I was in the Emergency Department, trying to be grateful rather than afraid. "If the doctor can't save my leg", I reasoned, "at least I can still code."
Thankfully, the medicine worked and I returned to work with both legs intact. My first project after recovering was to establish a bug management strategy and process. We were rapidly acquiring users and... bug reports. We had to rethink our approach, to ensure bugfixes did not distract from the main goal of feature delivery.
Well, what great timing! I had just observed world class bug management (of the biological kind). In a hospital, the stakes are high and there is little room for error. I was curious, could the engineering team borrow an idea from the hospital?
Immediately triage bugs
When I arrived at the Emergency Department, I was assessed by a triage nurse. With a few simple and unambiguous rules, the nurse determined I was a low priority patient. I had a normal temperature, and a pulse, which was a great deal better than some of the other patients that afternoon.
I like the idea of simple rules for repetitive tasks. Rules can save time by eliminating decisions, and creates consistency. Back in the office, the engineering team drew up a bug triage chart to help us decide:
- Priority - whether the bugfix was more important than a feature ticket
- Timing - the due date of the bugfix
Here is an excerpt of our chart. I can only share a portion of it here, as to not disclose confidential information.
Bug triage chart excerpt
|Priority||Description||Expected completion time|
|Red Alert||Significant business impact. A significant bug or error, which has caused the application to fail.||As soon as possible. All engineers to immediately drop everything to fix the issue.|
|High Priority||Urgent fix required to meet SLA.||One engineer will be assigned to fix the issue within the SLA period.|
|Medium Priority||Bug impacting user experience, performance, or site reliability.||One engineer will be assigned to fix the issue in the next sprint.|
|Not Fixing||This issue will not be fixed.||This issue will not be fixed. We may revisit the issue at a later date, but no date is planned.|
I particularly like the "Not Fixing" category. It's important to remember that there is always the choice to not do something.

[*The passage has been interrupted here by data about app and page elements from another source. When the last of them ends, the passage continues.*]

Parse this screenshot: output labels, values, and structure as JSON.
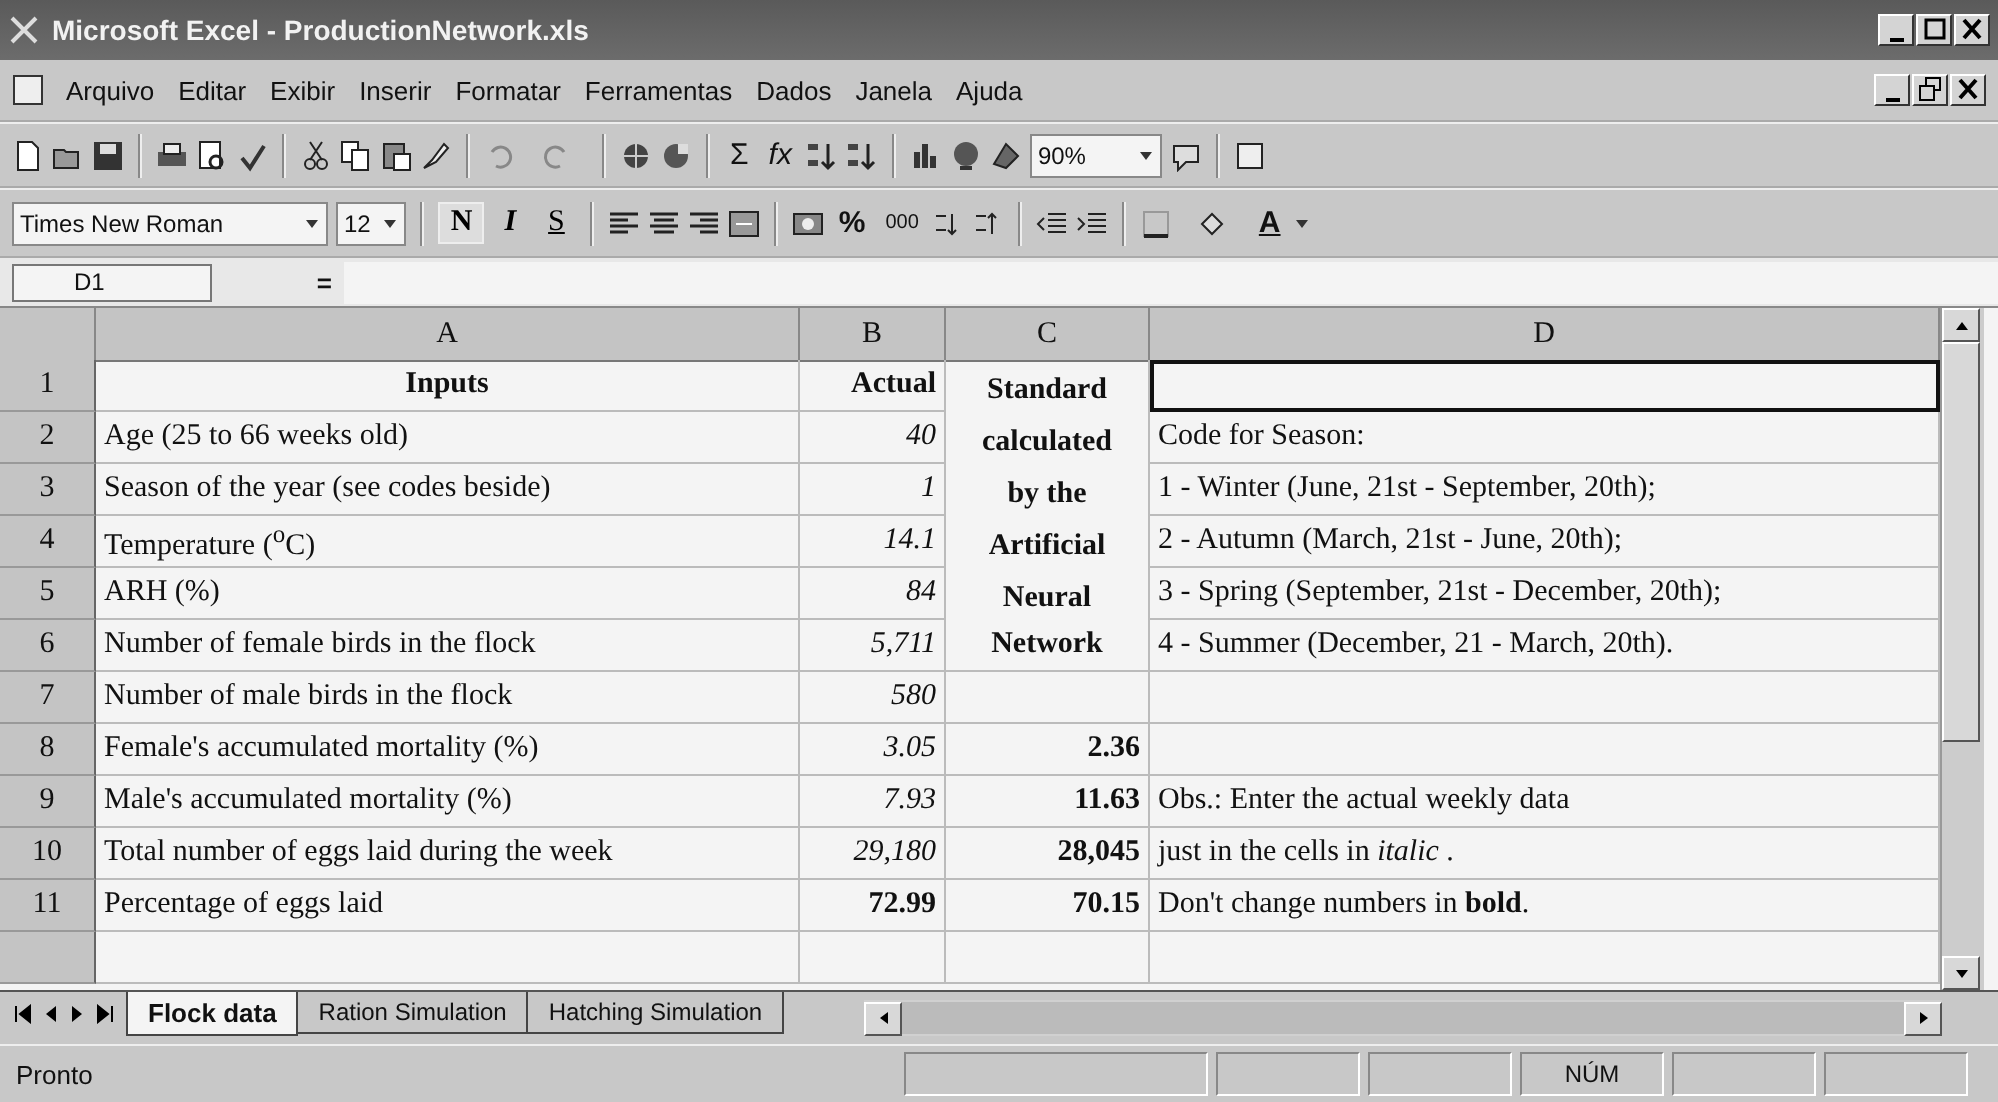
{
  "window": {
    "title": "Microsoft Excel - ProductionNetwork.xls"
  },
  "menu": [
    {
      "label": "Arquivo"
    },
    {
      "label": "Editar"
    },
    {
      "label": "Exibir"
    },
    {
      "label": "Inserir"
    },
    {
      "label": "Formatar"
    },
    {
      "label": "Ferramentas"
    },
    {
      "label": "Dados"
    },
    {
      "label": "Janela"
    },
    {
      "label": "Ajuda"
    }
  ],
  "standard_toolbar": {
    "sum": "Σ",
    "function": "fx",
    "zoom": "90%"
  },
  "formatting_toolbar": {
    "font": "Times New Roman",
    "size": "12",
    "bold": "N",
    "italic": "I",
    "underline": "S",
    "percent": "%",
    "thousands": "000",
    "font_color": "A"
  },
  "formula_bar": {
    "name_box": "D1",
    "equals": "="
  },
  "columns": [
    "A",
    "B",
    "C",
    "D"
  ],
  "rows": [
    {
      "number": "1",
      "kind": "header",
      "a": "Inputs",
      "b": "Actual",
      "b_bold": true,
      "c": "Standard",
      "c_heading": true,
      "d_selected": true
    },
    {
      "number": "2",
      "kind": "data",
      "a": "Age (25 to 66 weeks old)",
      "b": "40",
      "b_bold": false,
      "c": "calculated",
      "c_heading": true,
      "d": "Code for Season:",
      "d_selected": false
    },
    {
      "number": "3",
      "kind": "data",
      "a": "Season of the year (see codes beside)",
      "b": "1",
      "b_bold": false,
      "c": "by the",
      "c_heading": true,
      "d": "1 - Winter (June, 21st - September, 20th);",
      "d_selected": false
    },
    {
      "number": "4",
      "kind": "data",
      "a": "Temperature ($^{o}$C)",
      "b": "14.1",
      "b_bold": false,
      "c": "Artificial",
      "c_heading": true,
      "d": "2 - Autumn (March, 21st - June, 20th);",
      "d_selected": false
    },
    {
      "number": "5",
      "kind": "data",
      "a": "ARH (%)",
      "b": "84",
      "b_bold": false,
      "c": "Neural",
      "c_heading": true,
      "d": "3 - Spring (September, 21st - December, 20th);",
      "d_selected": false
    },
    {
      "number": "6",
      "kind": "data",
      "a": "Number of female birds in the flock",
      "b": "5,711",
      "b_bold": false,
      "c": "Network",
      "c_heading": true,
      "d": "4 - Summer (December, 21 - March, 20th).",
      "d_selected": false
    },
    {
      "number": "7",
      "kind": "data",
      "a": "Number of male birds in the flock",
      "b": "580",
      "b_bold": false,
      "d_selected": false
    },
    {
      "number": "8",
      "kind": "data",
      "a": "Female's accumulated mortality (%)",
      "b": "3.05",
      "b_bold": false,
      "c": "2.36",
      "c_heading": false,
      "d_selected": false
    },
    {
      "number": "9",
      "kind": "data",
      "a": "Male's accumulated mortality (%)",
      "b": "7.93",
      "b_bold": false,
      "c": "11.63",
      "c_heading": false,
      "d": "Obs.: Enter the actual weekly data",
      "d_selected": false
    },
    {
      "number": "10",
      "kind": "data",
      "a": "Total number of eggs laid during the week",
      "b": "29,180",
      "b_bold": false,
      "c": "28,045",
      "c_heading": false,
      "d": "just in the cells in *italic* .",
      "d_selected": false
    },
    {
      "number": "11",
      "kind": "data",
      "a": "Percentage of eggs laid",
      "b": "72.99",
      "b_bold": true,
      "c": "70.15",
      "c_heading": false,
      "d": "Don't change numbers in **bold**.",
      "d_selected": false
    }
  ],
  "sheet_tabs": [
    {
      "label": "Flock data",
      "selected": true
    },
    {
      "label": "Ration Simulation",
      "selected": false
    },
    {
      "label": "Hatching Simulation",
      "selected": false
    }
  ],
  "status_bar": {
    "message": "Pronto",
    "num_lock": "NÚM"
  }
}
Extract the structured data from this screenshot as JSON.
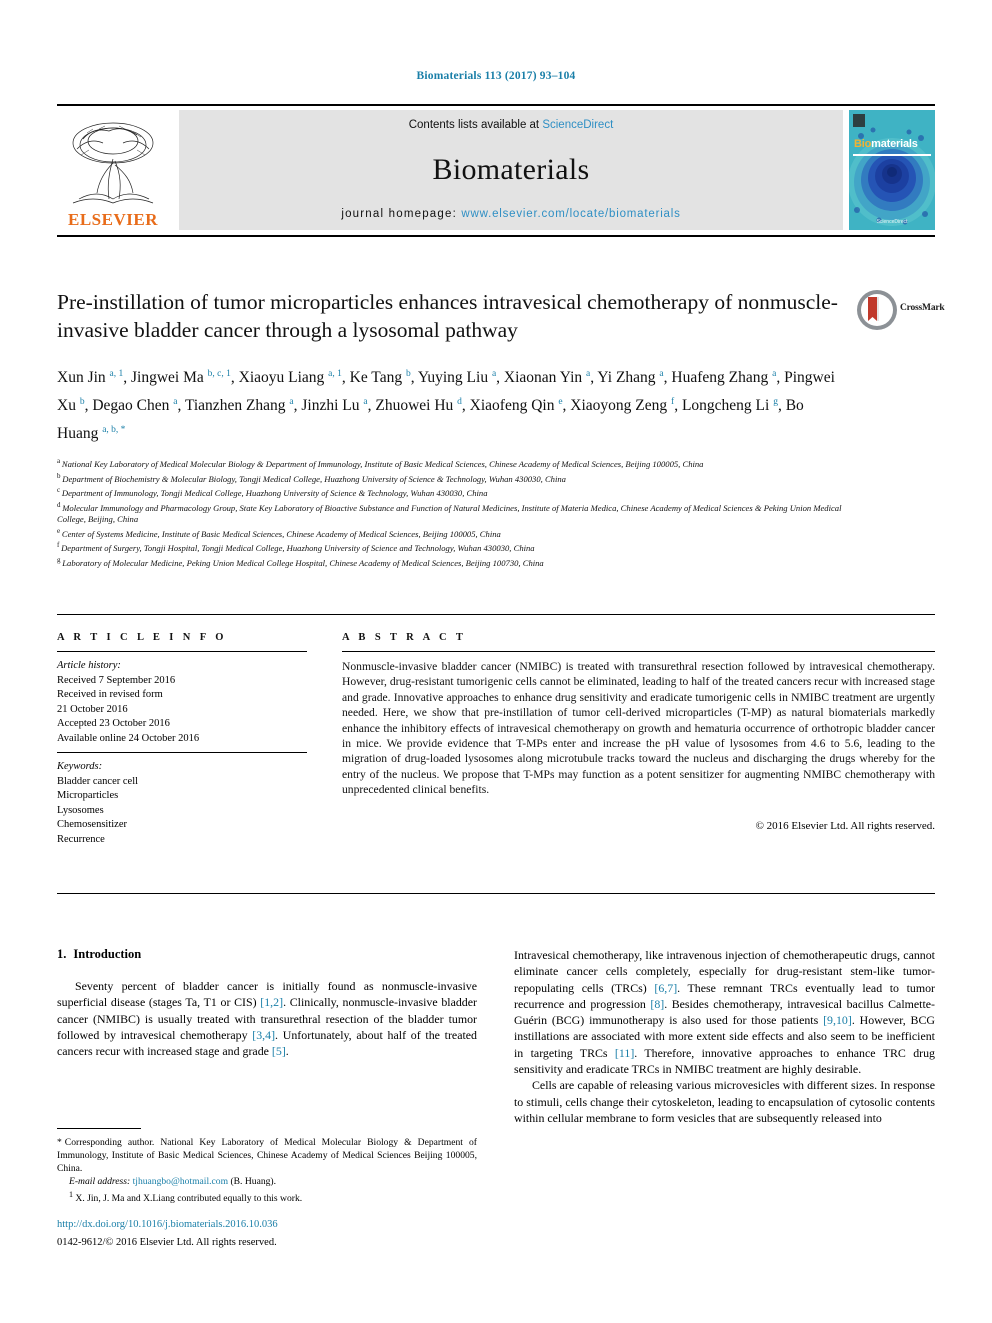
{
  "running_head": "Biomaterials 113 (2017) 93–104",
  "masthead": {
    "publisher": "ELSEVIER",
    "contents_prefix": "Contents lists available at ",
    "contents_link": "ScienceDirect",
    "journal_title": "Biomaterials",
    "homepage_label": "journal homepage: ",
    "homepage_url": "www.elsevier.com/locate/biomaterials",
    "cover_title_b": "Bio",
    "cover_title_rest": "materials",
    "cover_footer": "ScienceDirect"
  },
  "crossmark": {
    "label": "CrossMark"
  },
  "article": {
    "title": "Pre-instillation of tumor microparticles enhances intravesical chemotherapy of nonmuscle-invasive bladder cancer through a lysosomal pathway",
    "authors": [
      {
        "name": "Xun Jin",
        "sup": "a, 1"
      },
      {
        "name": "Jingwei Ma",
        "sup": "b, c, 1"
      },
      {
        "name": "Xiaoyu Liang",
        "sup": "a, 1"
      },
      {
        "name": "Ke Tang",
        "sup": "b"
      },
      {
        "name": "Yuying Liu",
        "sup": "a"
      },
      {
        "name": "Xiaonan Yin",
        "sup": "a"
      },
      {
        "name": "Yi Zhang",
        "sup": "a"
      },
      {
        "name": "Huafeng Zhang",
        "sup": "a"
      },
      {
        "name": "Pingwei Xu",
        "sup": "b"
      },
      {
        "name": "Degao Chen",
        "sup": "a"
      },
      {
        "name": "Tianzhen Zhang",
        "sup": "a"
      },
      {
        "name": "Jinzhi Lu",
        "sup": "a"
      },
      {
        "name": "Zhuowei Hu",
        "sup": "d"
      },
      {
        "name": "Xiaofeng Qin",
        "sup": "e"
      },
      {
        "name": "Xiaoyong Zeng",
        "sup": "f"
      },
      {
        "name": "Longcheng Li",
        "sup": "g"
      },
      {
        "name": "Bo Huang",
        "sup": "a, b, *"
      }
    ],
    "affiliations": [
      {
        "key": "a",
        "text": "National Key Laboratory of Medical Molecular Biology & Department of Immunology, Institute of Basic Medical Sciences, Chinese Academy of Medical Sciences, Beijing 100005, China"
      },
      {
        "key": "b",
        "text": "Department of Biochemistry & Molecular Biology, Tongji Medical College, Huazhong University of Science & Technology, Wuhan 430030, China"
      },
      {
        "key": "c",
        "text": "Department of Immunology, Tongji Medical College, Huazhong University of Science & Technology, Wuhan 430030, China"
      },
      {
        "key": "d",
        "text": "Molecular Immunology and Pharmacology Group, State Key Laboratory of Bioactive Substance and Function of Natural Medicines, Institute of Materia Medica, Chinese Academy of Medical Sciences & Peking Union Medical College, Beijing, China"
      },
      {
        "key": "e",
        "text": "Center of Systems Medicine, Institute of Basic Medical Sciences, Chinese Academy of Medical Sciences, Beijing 100005, China"
      },
      {
        "key": "f",
        "text": "Department of Surgery, Tongji Hospital, Tongji Medical College, Huazhong University of Science and Technology, Wuhan 430030, China"
      },
      {
        "key": "g",
        "text": "Laboratory of Molecular Medicine, Peking Union Medical College Hospital, Chinese Academy of Medical Sciences, Beijing 100730, China"
      }
    ]
  },
  "article_info": {
    "heading": "A R T I C L E   I N F O",
    "history_label": "Article history:",
    "history": [
      "Received 7 September 2016",
      "Received in revised form",
      "21 October 2016",
      "Accepted 23 October 2016",
      "Available online 24 October 2016"
    ],
    "keywords_label": "Keywords:",
    "keywords": [
      "Bladder cancer cell",
      "Microparticles",
      "Lysosomes",
      "Chemosensitizer",
      "Recurrence"
    ]
  },
  "abstract": {
    "heading": "A B S T R A C T",
    "text": "Nonmuscle-invasive bladder cancer (NMIBC) is treated with transurethral resection followed by intravesical chemotherapy. However, drug-resistant tumorigenic cells cannot be eliminated, leading to half of the treated cancers recur with increased stage and grade. Innovative approaches to enhance drug sensitivity and eradicate tumorigenic cells in NMIBC treatment are urgently needed. Here, we show that pre-instillation of tumor cell-derived microparticles (T-MP) as natural biomaterials markedly enhance the inhibitory effects of intravesical chemotherapy on growth and hematuria occurrence of orthotropic bladder cancer in mice. We provide evidence that T-MPs enter and increase the pH value of lysosomes from 4.6 to 5.6, leading to the migration of drug-loaded lysosomes along microtubule tracks toward the nucleus and discharging the drugs whereby for the entry of the nucleus. We propose that T-MPs may function as a potent sensitizer for augmenting NMIBC chemotherapy with unprecedented clinical benefits.",
    "copyright": "© 2016 Elsevier Ltd. All rights reserved."
  },
  "introduction": {
    "number": "1.",
    "heading": "Introduction",
    "left_paragraph_parts": [
      "Seventy percent of bladder cancer is initially found as nonmuscle-invasive superficial disease (stages Ta, T1 or CIS) ",
      "[1,2]",
      ". Clinically, nonmuscle-invasive bladder cancer (NMIBC) is usually treated with transurethral resection of the bladder tumor followed by intravesical chemotherapy ",
      "[3,4]",
      ". Unfortunately, about half of the treated cancers recur with increased stage and grade ",
      "[5]",
      "."
    ],
    "right_paragraph_parts": [
      "Intravesical chemotherapy, like intravenous injection of chemotherapeutic drugs, cannot eliminate cancer cells completely, especially for drug-resistant stem-like tumor-repopulating cells (TRCs) ",
      "[6,7]",
      ". These remnant TRCs eventually lead to tumor recurrence and progression ",
      "[8]",
      ". Besides chemotherapy, intravesical bacillus Calmette-Guérin (BCG) immunotherapy is also used for those patients ",
      "[9,10]",
      ". However, BCG instillations are associated with more extent side effects and also seem to be inefficient in targeting TRCs ",
      "[11]",
      ". Therefore, innovative approaches to enhance TRC drug sensitivity and eradicate TRCs in NMIBC treatment are highly desirable."
    ],
    "right_paragraph_2": "Cells are capable of releasing various microvesicles with different sizes. In response to stimuli, cells change their cytoskeleton, leading to encapsulation of cytosolic contents within cellular membrane to form vesicles that are subsequently released into"
  },
  "footnotes": {
    "corresponding_mark": "*",
    "corresponding": "Corresponding author. National Key Laboratory of Medical Molecular Biology & Department of Immunology, Institute of Basic Medical Sciences, Chinese Academy of Medical Sciences Beijing 100005, China.",
    "email_label": "E-mail address:",
    "email": "tjhuangbo@hotmail.com",
    "email_owner": "(B. Huang).",
    "equal_mark": "1",
    "equal_contrib": "X. Jin, J. Ma and X.Liang contributed equally to this work."
  },
  "footer": {
    "doi": "http://dx.doi.org/10.1016/j.biomaterials.2016.10.036",
    "issn_line": "0142-9612/© 2016 Elsevier Ltd. All rights reserved."
  },
  "colors": {
    "link": "#1a7fa8",
    "sciencedirect": "#2f8fc4",
    "elsevier_orange": "#E86C1A",
    "cover_teal": "#3fb3c4",
    "cover_blue": "#1b3fa0"
  }
}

Every bug is triaged on arrival. The priority and expected fix time is communicated to the engineering team, as well as any other stakeholders. With a clear set of rules, any engineer is empowered to make the assessment.
The change was noticeable immediately. We knew how long to spend fixing bugs, how many engineers to assign to the issue, and when bugfixes would be delivered. With a few quick rules, the engineering team had much more confidence about bug management.